Dasar peralatan resusitasi kit yang dibutuhkan oleh code blue team:
Oksigen tangki dan pipa
Tinggi aliran masker
Pocket mask
Bag-valve mask
Pedoman defibrilator atau AED (ke dalam disiplin lain ETD dan KIV).
Sarung tangan steril disposable
Oro-faring dan naso-faring saluran udara
Extraglottic perangkat (LMA / LT)
Kursi roda atau tandu
12
Stetoskop
Alat suntik dan jarum
Infus set
Glucometer
Obat-Dextrose 50%, Dekstrosa 10%, Normal saline /Hartmann 's, Adrenalin,
Atropin, Amiodarone, Diazepam,GTN Tab dan Aspirin
Sphygmomanometer
Penlight
Ketika muncul code blue, tim dokter dan perawat yang ditunjuk sebagai "code-team", bergegas ke
pasien untuk melakukan tindakan penyelamatan. Tim ini menggunakan crash-cart, kursi roda /tandu, yang
berisi alat - alat penting seperti defibrilator, peralatan intubasi, suction, oksigen, ambubag, obat-obatan
resusitasi (adrenalin,atropin, lignocaine) dan IV set untuk menstabilkan pasien.

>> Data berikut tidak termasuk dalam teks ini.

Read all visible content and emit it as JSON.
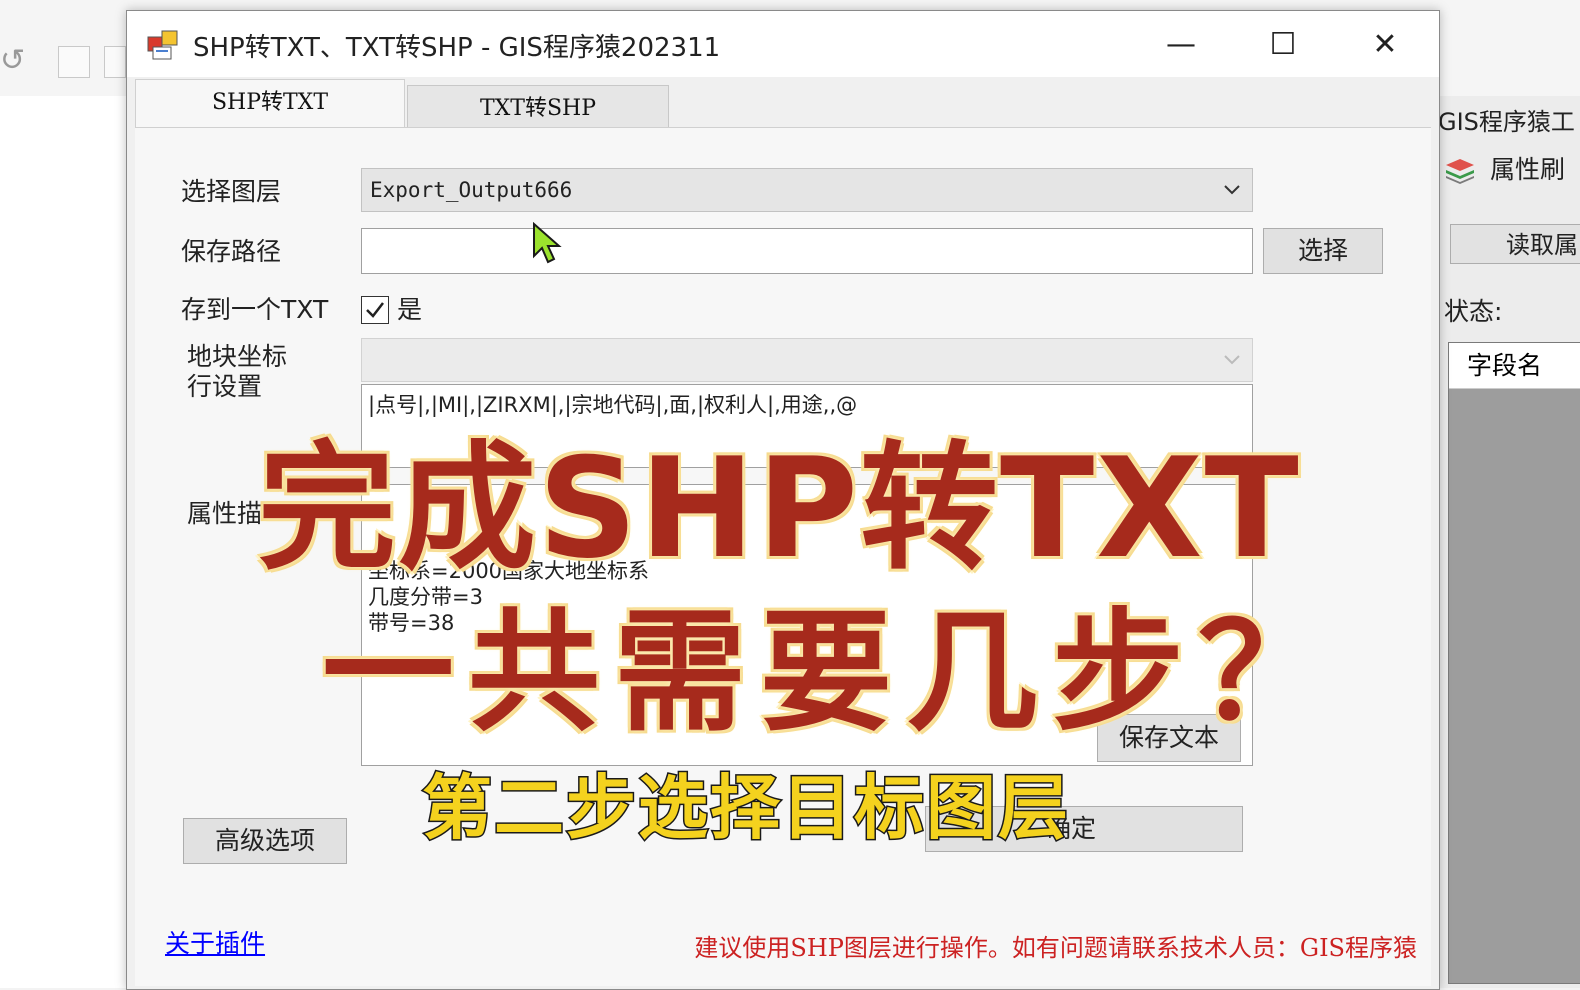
{
  "background_app": {
    "right_panel": {
      "title": "GIS程序猿工",
      "layer_tool": "属性刷",
      "read_button": "读取属",
      "status_label": "状态:",
      "grid_header": "字段名"
    }
  },
  "dialog": {
    "title": "SHP转TXT、TXT转SHP - GIS程序猿202311",
    "controls": {
      "minimize": "—",
      "maximize": "☐",
      "close": "✕"
    },
    "tabs": [
      {
        "label": "SHP转TXT",
        "active": true
      },
      {
        "label": "TXT转SHP",
        "active": false
      }
    ],
    "form": {
      "layer_label": "选择图层",
      "layer_value": "Export_Output666",
      "path_label": "保存路径",
      "path_value": "",
      "browse_button": "选择",
      "single_txt_label": "存到一个TXT",
      "single_txt_checked": true,
      "single_txt_option": "是",
      "parcel_label_line1": "地块坐标",
      "parcel_label_line2": "行设置",
      "parcel_row_text": "|点号|,|MI|,|ZIRXM|,|宗地代码|,面,|权利人|,用途,,@",
      "attr_label": "属性描",
      "attr_lines": [
        "坐标系=2000国家大地坐标系",
        "几度分带=3",
        "带号=38"
      ],
      "save_text_button": "保存文本",
      "advanced_button": "高级选项",
      "ok_button": "确定"
    },
    "footer": {
      "about_link": "关于插件",
      "hint": "建议使用SHP图层进行操作。如有问题请联系技术人员：GIS程序猿"
    }
  },
  "overlay": {
    "headline_line1": "完成SHP转TXT",
    "headline_line2": "一共需要几步？",
    "subtitle": "第二步选择目标图层"
  },
  "colors": {
    "headline_fill": "#a62a1c",
    "headline_outline": "#fff3c4",
    "subtitle_fill": "#f4d21e",
    "hint_text": "#cc2222",
    "link": "#0000ff",
    "cursor": "#9be22d"
  }
}
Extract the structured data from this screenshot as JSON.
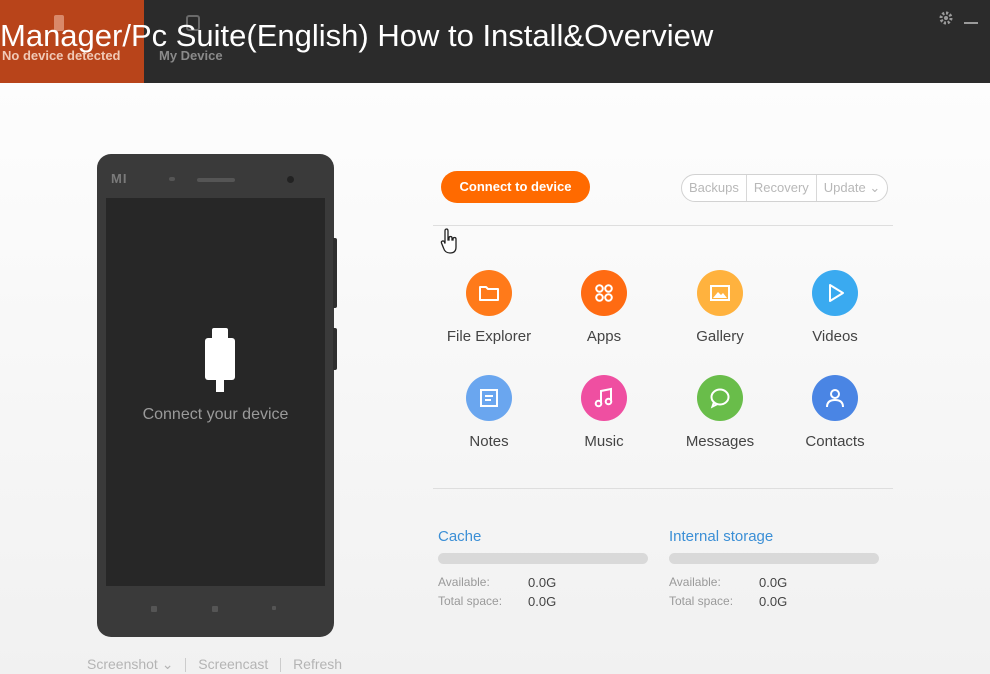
{
  "topbar": {
    "tabs": [
      {
        "label": "No device detected",
        "active": true
      },
      {
        "label": "My Device",
        "active": false
      }
    ],
    "video_title": "Manager/Pc Suite(English) How to Install&Overview",
    "icons": [
      "gear-icon",
      "minimize-icon"
    ]
  },
  "phone": {
    "logo": "MI",
    "screen_text": "Connect your device",
    "actions": [
      "Screenshot",
      "Screencast",
      "Refresh"
    ]
  },
  "toolbar": {
    "connect_label": "Connect to device",
    "segments": [
      "Backups",
      "Recovery",
      "Update"
    ]
  },
  "apps": [
    {
      "label": "File Explorer",
      "icon": "folder-icon",
      "color": "#ff7a1a"
    },
    {
      "label": "Apps",
      "icon": "apps-grid-icon",
      "color": "#ff6b12"
    },
    {
      "label": "Gallery",
      "icon": "image-icon",
      "color": "#ffb23e"
    },
    {
      "label": "Videos",
      "icon": "play-icon",
      "color": "#3aaaf0"
    },
    {
      "label": "Notes",
      "icon": "note-icon",
      "color": "#6aa6ef"
    },
    {
      "label": "Music",
      "icon": "music-note-icon",
      "color": "#ef4fa1"
    },
    {
      "label": "Messages",
      "icon": "chat-bubble-icon",
      "color": "#69bd4a"
    },
    {
      "label": "Contacts",
      "icon": "person-icon",
      "color": "#4a85e4"
    }
  ],
  "storage": [
    {
      "title": "Cache",
      "available_label": "Available:",
      "available": "0.0G",
      "total_label": "Total space:",
      "total": "0.0G"
    },
    {
      "title": "Internal storage",
      "available_label": "Available:",
      "available": "0.0G",
      "total_label": "Total space:",
      "total": "0.0G"
    }
  ]
}
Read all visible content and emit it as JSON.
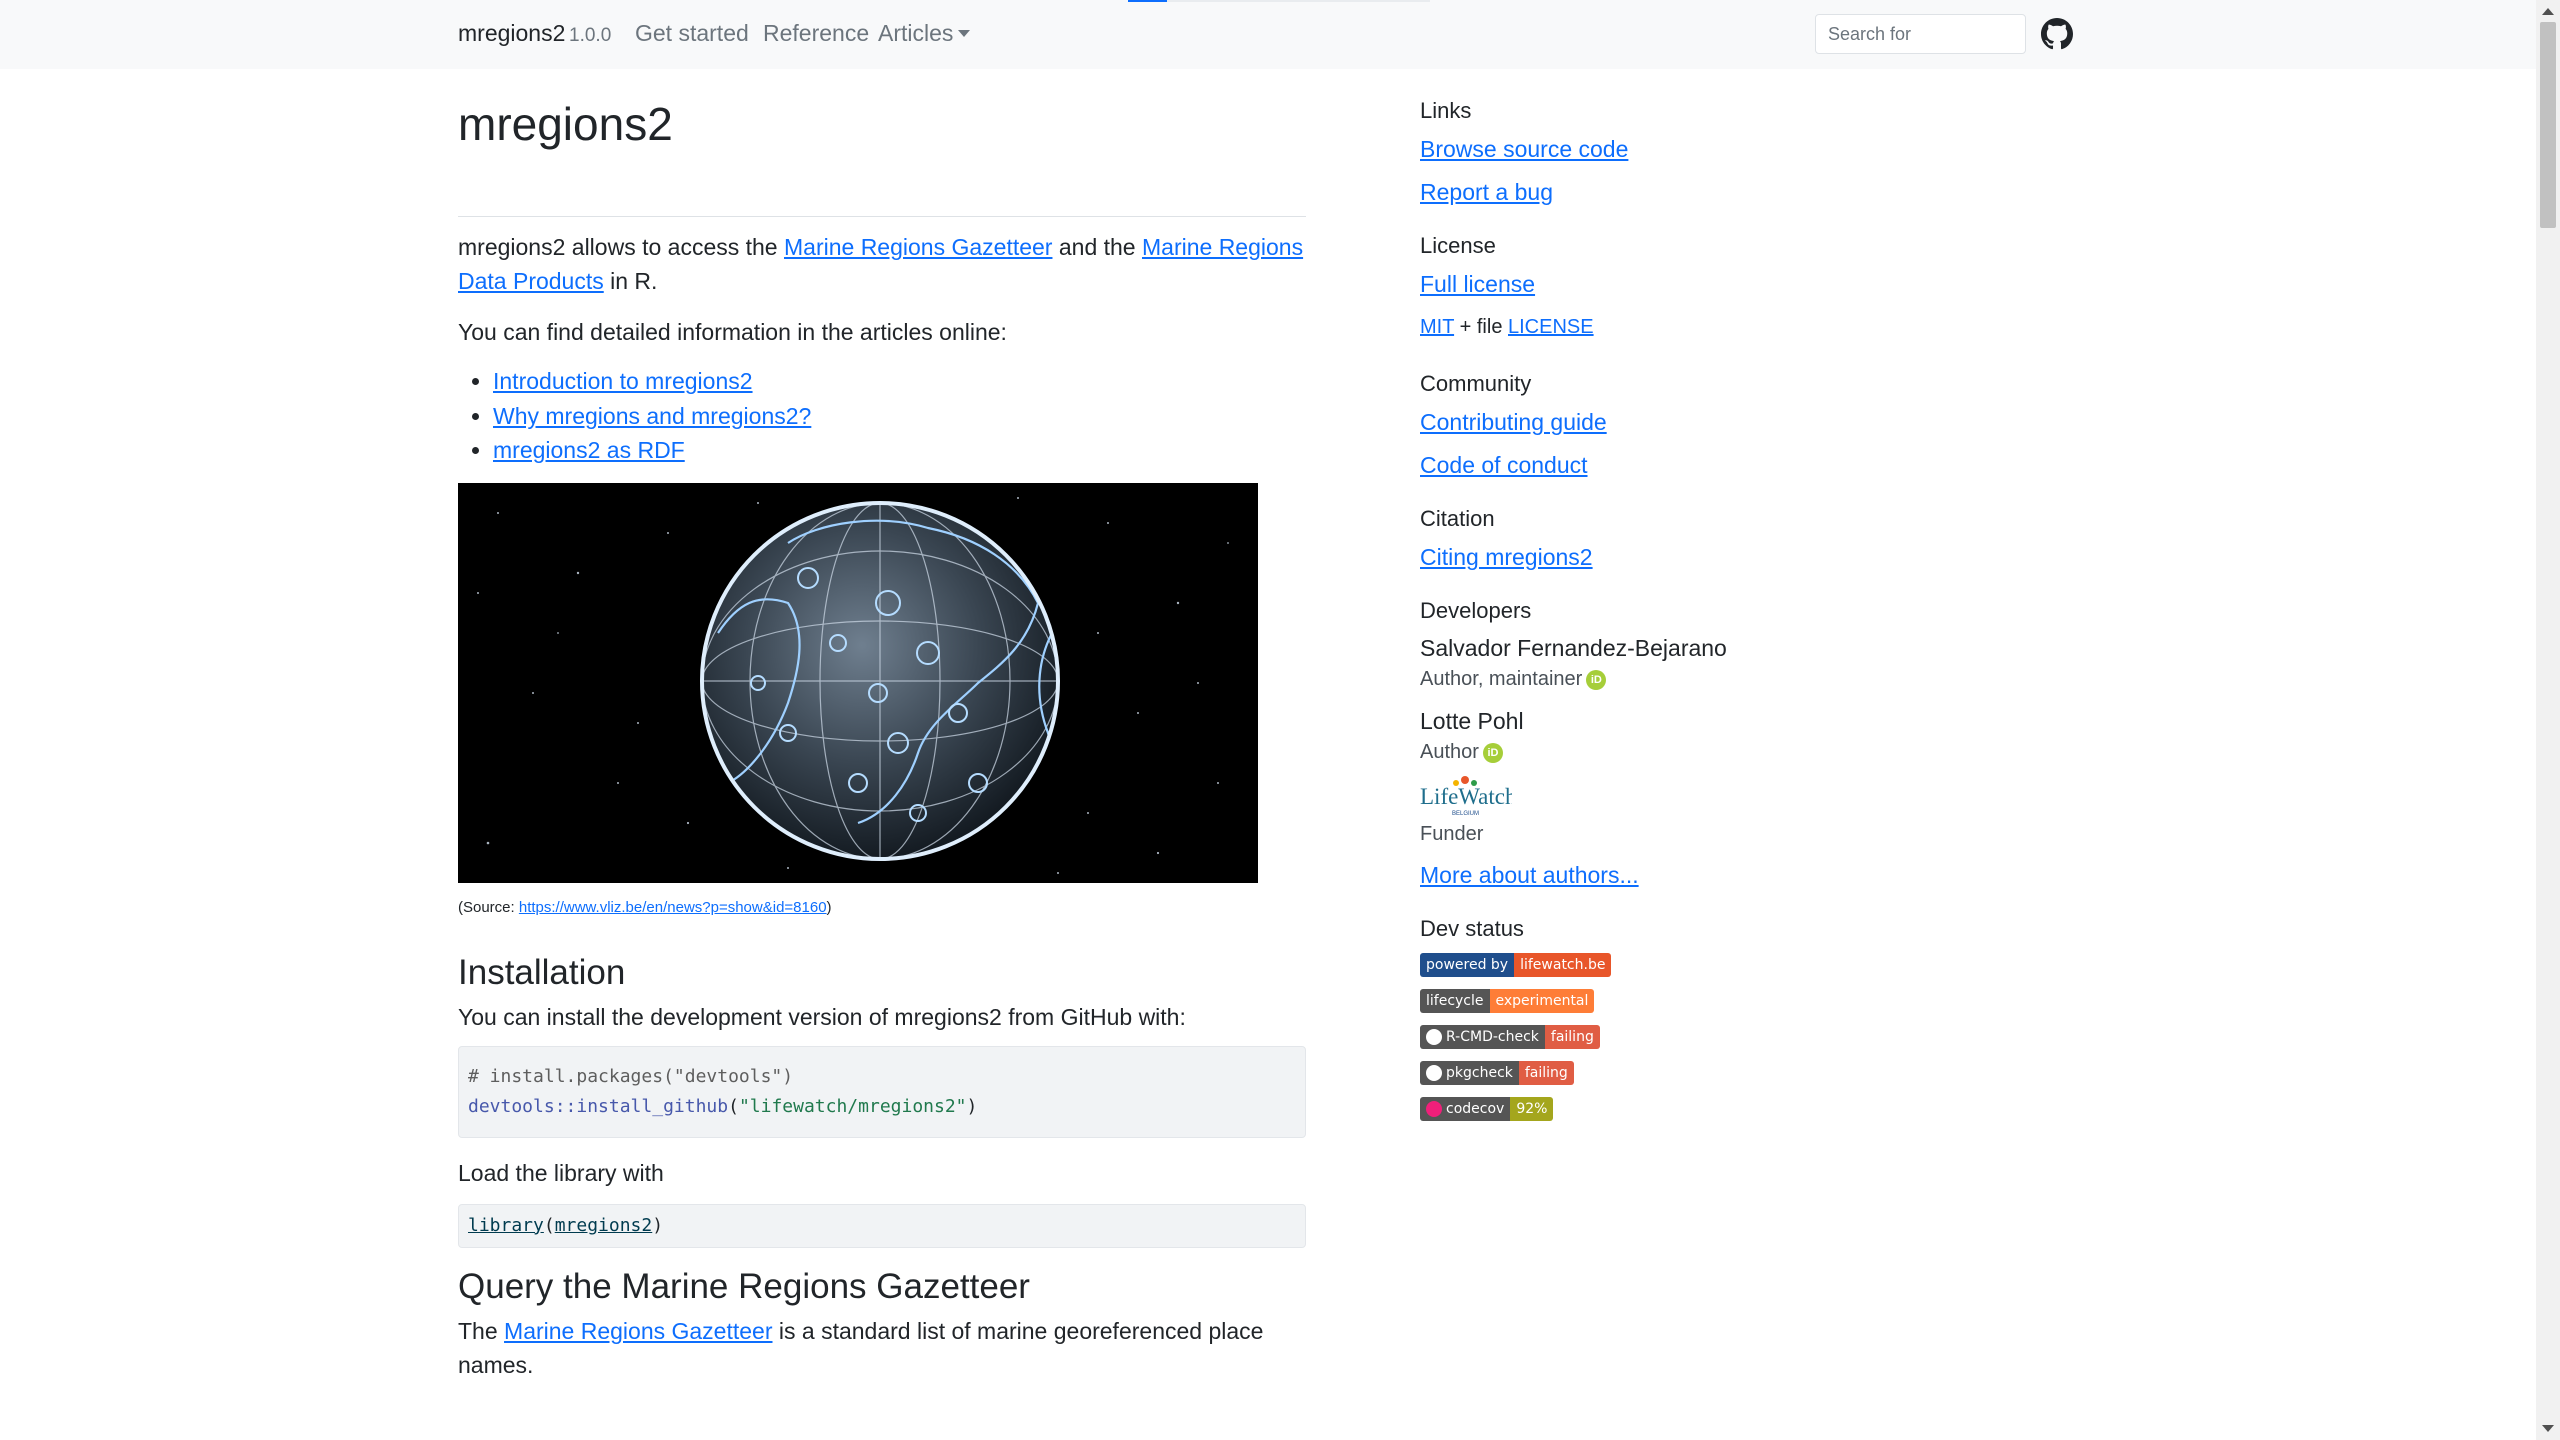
{
  "nav": {
    "brand": "mregions2",
    "version": "1.0.0",
    "links": [
      "Get started",
      "Reference",
      "Articles"
    ],
    "search_placeholder": "Search for",
    "progress_fraction": 0.13
  },
  "main": {
    "title": "mregions2",
    "intro": {
      "prefix": "mregions2 allows to access the ",
      "link1": "Marine Regions Gazetteer",
      "mid": " and the ",
      "link2a": "Marine Regions",
      "link2b": "Data Products",
      "suffix": " in R."
    },
    "articles_intro": "You can find detailed information in the articles online:",
    "articles": [
      "Introduction to mregions2",
      "Why mregions and mregions2?",
      "mregions2 as RDF"
    ],
    "source": {
      "prefix": "(Source: ",
      "url": "https://www.vliz.be/en/news?p=show&id=8160",
      "suffix": ")"
    },
    "installation": {
      "heading": "Installation",
      "text": "You can install the development version of mregions2 from GitHub with:",
      "code_comment": "# install.packages(\"devtools\")",
      "code_fn": "devtools::install_github",
      "code_open": "(",
      "code_str": "\"lifewatch/mregions2\"",
      "code_close": ")"
    },
    "load": {
      "text": "Load the library with",
      "code_fn": "library",
      "code_open": "(",
      "code_arg": "mregions2",
      "code_close": ")"
    },
    "query": {
      "heading": "Query the Marine Regions Gazetteer",
      "prefix": "The ",
      "link": "Marine Regions Gazetteer",
      "suffix_line1": " is a standard list of marine georeferenced place",
      "suffix_line2": "names."
    }
  },
  "sidebar": {
    "links_heading": "Links",
    "links": [
      "Browse source code",
      "Report a bug"
    ],
    "license_heading": "License",
    "full_license": "Full license",
    "mit": "MIT",
    "plus_file": " + file ",
    "license_file": "LICENSE",
    "community_heading": "Community",
    "community": [
      "Contributing guide",
      "Code of conduct"
    ],
    "citation_heading": "Citation",
    "citation": "Citing mregions2",
    "developers_heading": "Developers",
    "developers": [
      {
        "name": "Salvador Fernandez-Bejarano",
        "role": "Author, maintainer"
      },
      {
        "name": "Lotte Pohl",
        "role": "Author"
      }
    ],
    "funder_logo_text": "LifeWatch",
    "funder_logo_sub": "BELGIUM",
    "funder_role": "Funder",
    "more_authors": "More about authors...",
    "dev_status_heading": "Dev status",
    "badges": [
      {
        "left": "powered by",
        "right": "lifewatch.be",
        "left_color": "#1f4e8c",
        "right_color": "#e8562a"
      },
      {
        "left": "lifecycle",
        "right": "experimental",
        "left_color": "#555555",
        "right_color": "#fe7d37"
      },
      {
        "left": "R-CMD-check",
        "right": "failing",
        "left_color": "#555555",
        "right_color": "#e05d44"
      },
      {
        "left": "pkgcheck",
        "right": "failing",
        "left_color": "#555555",
        "right_color": "#e05d44"
      },
      {
        "left": "codecov",
        "right": "92%",
        "left_color": "#555555",
        "right_color": "#a4a61d"
      }
    ]
  },
  "colors": {
    "link": "#0d6efd",
    "navbar_bg": "#f8f9fa",
    "orcid": "#a6ce39"
  }
}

Tim akan mempraktekkan keterampilan BLS dan Advanced Cardiac Life Support (ACLS) untuk
resusitasi pasien. Peralatan resusitasi diletakkan di area yang sering membutuhkan bantuan resusitasi
sehingga bila code blue muncul tim yang ditunjuk sebagai code blue Tim akan segera dapat mengakses
peralatan tersebut. Jika code blue disebut di suatu daerah tanpa crash-cart, tim yang ditunjuk code blue
akan membawa crash-cart atau kit resusitasi.
4.2 Komunikasi
Tersedia Medical Emergency Call Centre (MECC) yaitu panggilan khusus yang
mengaktifkan tim Code Blue Respon Primer.
13
4.4 Algoritma Code Blue
By Stander
Setlah mengaktifasi code blue, tim primer yang bertugasdi sekitar tempat kejadian
bergegas menuju tempat kejadian dengan resusitasi kit
Mulai atau lanjutkan BLS/CPR sementara menunggu tim code blue datang
14
Pindahkan korban ke ICU secepat mungkin setelah stabil untuk mendapatkan perawatan
lebih lanjut
Jika resusitasi berhasil atau korban meninggal di tempat, korban harus tetap dipindahkan
ke ICU untuk mendapatkan perawatan lebih lanjut atau mengkonfirmasi kematian
15
BAB V
PENUTUP
Langkah-langkah kritis yang perlu diperhatikan dalam pelaksanaan code blue adalah
pengenalan keadaan serta aktivasi sistem gawat darurat segera, RJP segera serta
defibrilasi segera. Tindakan tersebut harus dilakukan oleh orang di sekitar yang
paling dekat jika menyaksikan seseorang tidak sadarkan diri secara mendadak.
Tidak seperti mitos yang kita dengar, untuk kondisi penderita seperti di atas, RJP
merupakan tindakan yang tidak berbahaya. Lebih berbahaya bagi penderita jika
penolong tidak bertindak apa-apa. Kualitas RJP harus kita perhatikan, kompresi dada
harus dikerjakan dengan baik melalui menekan cepat dan kuat di bagian setengah
bawah tulang dada. Seluruh tim medis Rumah Sakit Sari Asih Sangiang memegang
peranan penting dalam perkembangan sistem code blue.